I malati col Coronavirus tornano a riempire i reparti ospedalieri di mezza Italia. Stando agli ultimi dati, in 10 regioni si è raggiunta o superata la soglia critica di ricoveri.

Ai dati giornalieri sul contagio, con i 38 mila nuovi casi sfiorati nella sola giornata di ieri, si aggiunge l’allarme dell’Oms. I reparti di Medicina in mezza Italia sarebbero saturi e iniziano a slittare i ricoveri per altre patologie, mentre le prestazioni ambulatoriali si riducono.

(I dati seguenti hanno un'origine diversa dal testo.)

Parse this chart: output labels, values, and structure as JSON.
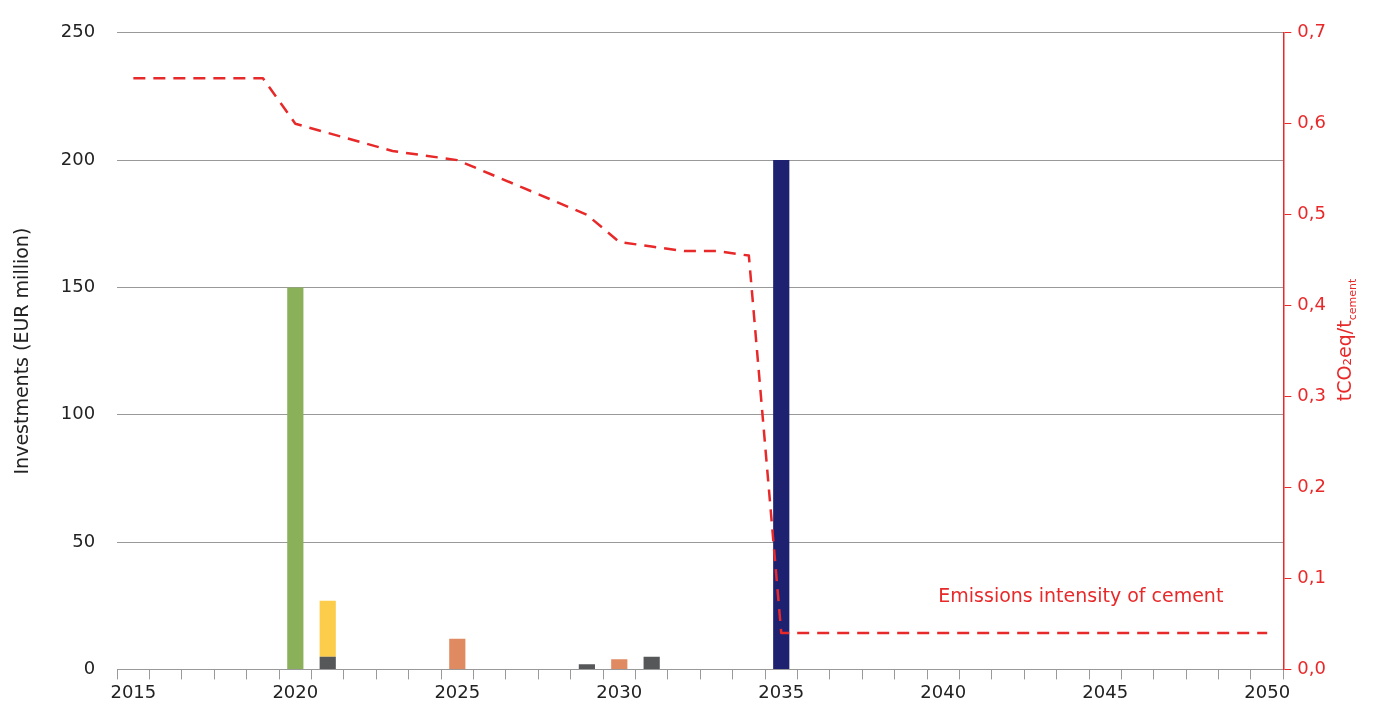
{
  "chart_data": {
    "type": "bar",
    "stacked": true,
    "ylabel": "Investments (EUR million)",
    "y2label": "tCO₂eq/t$_{cement}$",
    "categories": [
      "2015",
      null,
      null,
      null,
      null,
      "2020",
      null,
      null,
      null,
      null,
      "2025",
      null,
      null,
      null,
      null,
      "2030",
      null,
      null,
      null,
      null,
      "2035",
      null,
      null,
      null,
      null,
      "2040",
      null,
      null,
      null,
      null,
      "2045",
      null,
      null,
      null,
      null,
      "2050"
    ],
    "series": [
      {
        "color": "#555759",
        "values": [
          null,
          null,
          null,
          null,
          null,
          null,
          5,
          null,
          null,
          null,
          null,
          null,
          null,
          null,
          2,
          null,
          5,
          null,
          null,
          null,
          null,
          null,
          null,
          null,
          null,
          null,
          null,
          null,
          null,
          null,
          null,
          null,
          null,
          null,
          null,
          null
        ]
      },
      {
        "color": "#fccd4a",
        "values": [
          null,
          null,
          null,
          null,
          null,
          null,
          22,
          null,
          null,
          null,
          null,
          null,
          null,
          null,
          null,
          null,
          null,
          null,
          null,
          null,
          null,
          null,
          null,
          null,
          null,
          null,
          null,
          null,
          null,
          null,
          null,
          null,
          null,
          null,
          null,
          null
        ]
      },
      {
        "color": "#8ab05a",
        "values": [
          null,
          null,
          null,
          null,
          null,
          150,
          null,
          null,
          null,
          null,
          null,
          null,
          null,
          null,
          null,
          null,
          null,
          null,
          null,
          null,
          null,
          null,
          null,
          null,
          null,
          null,
          null,
          null,
          null,
          null,
          null,
          null,
          null,
          null,
          null,
          null
        ]
      },
      {
        "color": "#e08a62",
        "values": [
          null,
          null,
          null,
          null,
          null,
          null,
          null,
          null,
          null,
          null,
          12,
          null,
          null,
          null,
          null,
          4,
          null,
          null,
          null,
          null,
          null,
          null,
          null,
          null,
          null,
          null,
          null,
          null,
          null,
          null,
          null,
          null,
          null,
          null,
          null,
          null
        ]
      },
      {
        "color": "#1e2070",
        "values": [
          null,
          null,
          null,
          null,
          null,
          null,
          null,
          null,
          null,
          null,
          null,
          null,
          null,
          null,
          null,
          null,
          null,
          null,
          null,
          null,
          200,
          null,
          null,
          null,
          null,
          null,
          null,
          null,
          null,
          null,
          null,
          null,
          null,
          null,
          null,
          null
        ]
      },
      {
        "type": "line",
        "axis": "y2",
        "color": "#e8292a",
        "line_style": "dashed",
        "marker": "none",
        "values": [
          0.65,
          0.65,
          0.65,
          0.65,
          0.65,
          0.6,
          0.59,
          0.58,
          0.57,
          0.565,
          0.56,
          0.545,
          0.53,
          0.515,
          0.5,
          0.47,
          0.465,
          0.46,
          0.46,
          0.455,
          0.04,
          0.04,
          0.04,
          0.04,
          0.04,
          0.04,
          0.04,
          0.04,
          0.04,
          0.04,
          0.04,
          0.04,
          0.04,
          0.04,
          0.04,
          0.04
        ]
      }
    ],
    "ylim": [
      0,
      250
    ],
    "yticks": [
      0,
      50,
      100,
      150,
      200,
      250
    ],
    "y2lim": [
      0,
      0.7
    ],
    "y2ticks": [
      {
        "value": 0,
        "label": "0,0"
      },
      {
        "value": 0.1,
        "label": "0,1"
      },
      {
        "value": 0.2,
        "label": "0,2"
      },
      {
        "value": 0.3,
        "label": "0,3"
      },
      {
        "value": 0.4,
        "label": "0,4"
      },
      {
        "value": 0.5,
        "label": "0,5"
      },
      {
        "value": 0.6,
        "label": "0,6"
      },
      {
        "value": 0.7,
        "label": "0,7"
      }
    ],
    "annotations": [
      "Emissions intensity of cement"
    ],
    "grid": "y",
    "legend": false
  }
}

L’allarme viene da Ranieri Guerra, direttore aggiunto dell’Organizzazione Mondiale della Sanità (Oms), e Walter Ricciardi, consigliere del ministro della Salute Roberto Speranza. Ma la conferma arriva dai dati dei ricoveri nei reparti nei reparti di pneumologia, medicina generale e malattie infettive. In 10 regioni su 21, la quota di ricoverati Covid ha superato in questi reparti la soglia critica del 40%, raggiungendo la quota nazionale del 46%. Tre regioni, inoltre, hanno toccato questa percentuale nella sola giornata di ieri.

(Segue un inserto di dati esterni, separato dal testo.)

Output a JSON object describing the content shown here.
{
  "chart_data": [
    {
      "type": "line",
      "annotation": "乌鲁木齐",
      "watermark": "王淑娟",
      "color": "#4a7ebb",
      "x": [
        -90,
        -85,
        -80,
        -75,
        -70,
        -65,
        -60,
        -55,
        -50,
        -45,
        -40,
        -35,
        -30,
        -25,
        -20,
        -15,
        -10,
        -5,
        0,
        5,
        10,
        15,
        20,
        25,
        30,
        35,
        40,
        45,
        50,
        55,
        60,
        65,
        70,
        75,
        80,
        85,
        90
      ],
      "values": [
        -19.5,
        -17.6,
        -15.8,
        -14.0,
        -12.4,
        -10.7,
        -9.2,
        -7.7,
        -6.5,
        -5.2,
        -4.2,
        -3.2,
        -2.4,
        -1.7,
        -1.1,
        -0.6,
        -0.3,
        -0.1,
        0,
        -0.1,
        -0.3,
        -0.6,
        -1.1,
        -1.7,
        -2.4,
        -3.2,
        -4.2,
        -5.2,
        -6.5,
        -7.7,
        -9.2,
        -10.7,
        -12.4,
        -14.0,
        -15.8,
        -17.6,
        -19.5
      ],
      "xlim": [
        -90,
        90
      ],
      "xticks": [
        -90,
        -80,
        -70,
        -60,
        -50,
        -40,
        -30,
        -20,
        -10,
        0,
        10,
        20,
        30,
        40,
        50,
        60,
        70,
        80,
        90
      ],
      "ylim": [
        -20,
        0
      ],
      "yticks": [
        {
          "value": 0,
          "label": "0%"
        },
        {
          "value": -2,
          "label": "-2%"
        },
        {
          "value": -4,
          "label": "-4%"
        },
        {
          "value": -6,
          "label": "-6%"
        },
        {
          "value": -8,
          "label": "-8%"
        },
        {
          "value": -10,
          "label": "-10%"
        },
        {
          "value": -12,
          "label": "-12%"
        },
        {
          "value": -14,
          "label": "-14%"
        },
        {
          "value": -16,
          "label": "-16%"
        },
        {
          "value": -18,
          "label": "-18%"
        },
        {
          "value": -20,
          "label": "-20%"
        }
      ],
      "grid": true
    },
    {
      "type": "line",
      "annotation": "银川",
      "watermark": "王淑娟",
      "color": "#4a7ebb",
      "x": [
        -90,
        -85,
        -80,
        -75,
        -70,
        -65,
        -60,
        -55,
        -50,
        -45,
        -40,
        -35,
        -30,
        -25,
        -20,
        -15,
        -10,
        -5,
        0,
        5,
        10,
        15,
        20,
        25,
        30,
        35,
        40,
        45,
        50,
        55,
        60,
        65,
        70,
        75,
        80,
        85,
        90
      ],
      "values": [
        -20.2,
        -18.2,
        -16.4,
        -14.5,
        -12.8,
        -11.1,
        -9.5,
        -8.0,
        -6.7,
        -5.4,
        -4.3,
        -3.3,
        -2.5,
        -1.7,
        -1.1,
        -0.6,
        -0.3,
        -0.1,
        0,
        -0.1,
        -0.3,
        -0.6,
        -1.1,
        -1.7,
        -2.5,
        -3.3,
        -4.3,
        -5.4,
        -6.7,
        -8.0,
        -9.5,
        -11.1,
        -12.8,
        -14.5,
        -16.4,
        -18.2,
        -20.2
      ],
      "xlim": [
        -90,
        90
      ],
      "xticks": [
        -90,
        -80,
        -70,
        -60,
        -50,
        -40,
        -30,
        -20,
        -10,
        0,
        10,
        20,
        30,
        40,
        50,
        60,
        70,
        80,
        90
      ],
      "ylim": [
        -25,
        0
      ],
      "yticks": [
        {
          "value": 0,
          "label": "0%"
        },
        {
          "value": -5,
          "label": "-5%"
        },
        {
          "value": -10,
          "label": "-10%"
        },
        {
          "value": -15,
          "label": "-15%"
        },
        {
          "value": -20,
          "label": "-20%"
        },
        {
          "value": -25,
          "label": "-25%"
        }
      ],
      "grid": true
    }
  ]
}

Foto allarmanti come quelle che vengono dal Piemonte, dove a causa della mancanza di posti letto i malati si ritrovano distesi sulle brandine della chiesa dell’ospedale (succede al presidio ospedaliero San Luigi di Orbassano, Torino), ben fotografano la serietà della situazione. “Il dato allarmante – afferma Ranieri Guerra – è quello dei ricoveri ordinari, che sta saturando i reparti di Medicina Interna di mezza Italia. Questo è un dato su cui è assolutamente fondamentale riflettere, perché rappresenta la sofferenza del territorio e il fatto che la prima linea venga superata”.

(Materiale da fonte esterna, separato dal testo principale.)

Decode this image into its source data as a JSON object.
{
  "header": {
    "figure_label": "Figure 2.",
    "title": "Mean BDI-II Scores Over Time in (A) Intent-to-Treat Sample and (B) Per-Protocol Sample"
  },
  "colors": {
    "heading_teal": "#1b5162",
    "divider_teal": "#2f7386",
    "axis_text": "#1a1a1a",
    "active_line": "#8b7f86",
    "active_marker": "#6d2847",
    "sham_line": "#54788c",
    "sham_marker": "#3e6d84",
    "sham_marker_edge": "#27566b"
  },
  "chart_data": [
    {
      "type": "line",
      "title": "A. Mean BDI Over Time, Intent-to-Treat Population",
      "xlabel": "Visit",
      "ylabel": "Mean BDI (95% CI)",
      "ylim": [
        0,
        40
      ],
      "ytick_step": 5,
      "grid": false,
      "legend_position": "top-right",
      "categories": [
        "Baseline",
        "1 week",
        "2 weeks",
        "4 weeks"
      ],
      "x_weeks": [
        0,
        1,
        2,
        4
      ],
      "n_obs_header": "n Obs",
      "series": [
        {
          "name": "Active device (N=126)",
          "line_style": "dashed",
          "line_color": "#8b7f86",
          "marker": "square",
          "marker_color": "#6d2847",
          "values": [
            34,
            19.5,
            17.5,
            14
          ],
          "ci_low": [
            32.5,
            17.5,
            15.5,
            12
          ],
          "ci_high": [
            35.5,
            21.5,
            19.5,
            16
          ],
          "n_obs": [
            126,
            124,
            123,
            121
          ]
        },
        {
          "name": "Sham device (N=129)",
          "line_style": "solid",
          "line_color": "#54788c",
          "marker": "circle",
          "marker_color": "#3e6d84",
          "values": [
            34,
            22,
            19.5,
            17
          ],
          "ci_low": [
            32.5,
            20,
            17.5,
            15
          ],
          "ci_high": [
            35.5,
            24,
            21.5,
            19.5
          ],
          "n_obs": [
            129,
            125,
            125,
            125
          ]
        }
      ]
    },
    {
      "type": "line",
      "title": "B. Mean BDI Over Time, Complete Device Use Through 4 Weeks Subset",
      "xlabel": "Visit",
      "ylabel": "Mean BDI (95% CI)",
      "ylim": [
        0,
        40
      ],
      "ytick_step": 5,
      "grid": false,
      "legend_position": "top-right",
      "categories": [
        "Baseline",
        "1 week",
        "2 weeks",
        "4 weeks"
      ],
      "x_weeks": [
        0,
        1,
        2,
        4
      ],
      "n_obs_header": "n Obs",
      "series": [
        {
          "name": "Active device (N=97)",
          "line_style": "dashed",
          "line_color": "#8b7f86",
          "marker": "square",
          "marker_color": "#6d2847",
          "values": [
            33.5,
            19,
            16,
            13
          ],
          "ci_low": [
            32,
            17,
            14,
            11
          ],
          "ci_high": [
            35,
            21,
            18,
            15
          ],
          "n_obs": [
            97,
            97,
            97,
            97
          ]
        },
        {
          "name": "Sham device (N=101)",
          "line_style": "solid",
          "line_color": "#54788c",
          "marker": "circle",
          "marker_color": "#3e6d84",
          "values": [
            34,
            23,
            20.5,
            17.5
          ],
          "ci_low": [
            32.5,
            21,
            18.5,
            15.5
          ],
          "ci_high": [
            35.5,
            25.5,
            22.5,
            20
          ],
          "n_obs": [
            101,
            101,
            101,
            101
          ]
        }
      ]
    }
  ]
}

“La situazione degli ospedali è drammatica più o meno in tutta Italia – aggiunge invece Walter Ricciardi, ordinario di igiene all’Università Cattolica di Roma -, in certi casi è addirittura tragica. Non riusciamo più a ricoverare i pazienti, quelli che arrivano in ospedale sono un’altra volta quelli gravi o gravissimi e molti devono restare a casa”. E “con la capacità di posti letto che abbiamo riusciamo ad assorbire solo pazienti Covid mentre tutti gli altri con altre patologie non riusciamo a curarli o li curiamo male, quindi il sistema va al collasso”.
Questi, infine, i dati dell’Agenzia per i servizi sanitari regionali (Agenas), aggiornati al 6 novembre, sulla situazione negli ospedali. Sono ben 10 le regioni con i reparti saturi rispetto al limite soglia del 40%: Emilia Romagna (45%), Lazio (44%), Liguria (70%), Lombardia (69%) Marche (47%), Piemonte (93%), Bolzano (98%), Trento (44%), Umbria (49%), Valle d’Aosta (89%). Mentre per le terapie intensive il valore soglia del 30% è superato da 10 regioni (Emilia Romagna, Liguria, Lombardia, Marche, Piemonte, Bolzano, Trento, Toscana, Umbria, Valle d’Aosta).